Defending his son’s conduct, the president again dismissed the ongoing Russia investigation as the “greatest Witch Hunt in political history.” Trump responded after Donald Trump Jr. disclosed a series of emails on Tuesday that marked the clearest sign to date that Trump’s campaign was willing to consider election help from a longtime U.S. adversary.

The email exchange posted to Twitter by Donald Trump Jr. showed him conversing with a music publicist who wanted him to meet with a “Russian government attorney” who supposedly had dirt on Clinton as “part of Russia and its government’s support for Mr. Trump.” The messages reveal that Trump Jr. was told the Russian government had information that could “incriminate” Clinton and her dealings with Russia.

“I love it,” Trump Jr. said in one email response.

The president’s attorney, Jay Sekulow, said in an interview with NBC’s “Today” that Trump Jr. did not violate any laws by accepting the meeting. He said the president had not been aware of Trump Jr.’s June 2016 meeting and didn’t find out about his son’s email exchange until “very recently.”

Sekulow said the president was not being investigated by former FBI Director Robert Mueller, the special counsel investigating the Trump campaign and its interaction with Russia during the election. “I would know a little bit about it.
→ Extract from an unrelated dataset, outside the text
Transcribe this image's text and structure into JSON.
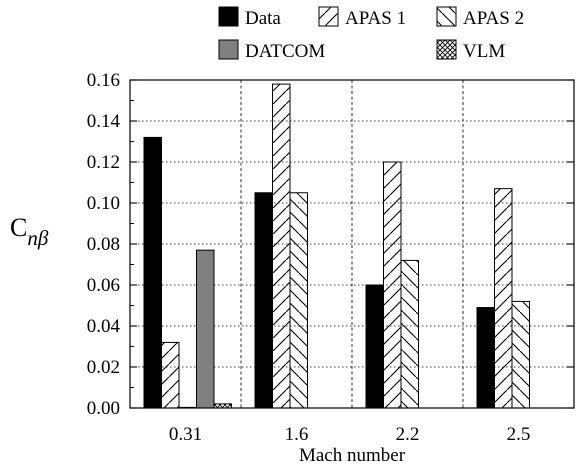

I’m one of the lawyers,” Sekulow told ABC’s “Good Morning America.”

As the emails reverberated across the political world, Trump Jr. defended his actions in an interview with Fox News, blaming the decision to take the meeting on the “million miles per hour” pace of a presidential campaign and his suspicion that the lawyer might have information about “underreported” scandals involving Clinton. Trump Jr. said the meeting “really went nowhere” and that he never told his father about it because there was “nothing to tell.”

“In retrospect I probably would have done things a little differently,” Trump Jr. said.

Democrats in Congress voiced outrage and insisted the messages showed clear collusion, with California Rep. Adam Schiff, the top Democrat on the House intelligence committee, declaring that “all of the campaign’s previous denials obviously now have to be viewed in a different context.”

Yet Republicans — who stand the most to lose politically from Trump’s Russia ordeal — did not join in the condemnation. Senate Majority Leader Mitch McConnell said he was confident Senate investigators would “get to the bottom of whatever happened.” And Sen. Susan Collins, a Maine Republican on the intelligence committee, cautioned that the emails were “only part of the picture.”

Trump Jr., who was deeply involved in his father’s presidential campaign, portrayed his decision to release the emails as an effort “to be totally transparent.” In fact, they had already been obtained by The New York Times.

Hours after the son posted the emails, the father rose to his defense.

“My son is a high quality person and I applaud his transparency,” the president said in a statement read to reporters by White House spokeswoman Sarah Huckabee Sanders. Although Sanders declined to answer questions about the emails, she stood by the White House’s longstanding insistence that no one in Trump’s campaign colluded to influence the election.

The messages were the latest disclosure to roil the multiple, ongoing investigations into Russia’s interference in the election and potential collusion with Trump’s campaign. U.S. intelligence agencies have said the Russian government meddled in the election through hacking to aid Trump.

The emails will almost certainly be reviewed for any signs of coordination with the Kremlin, which the White House and Trump Jr. have repeatedly said did not take place. A spokesman for Mueller, the former FBI director, declined to comment.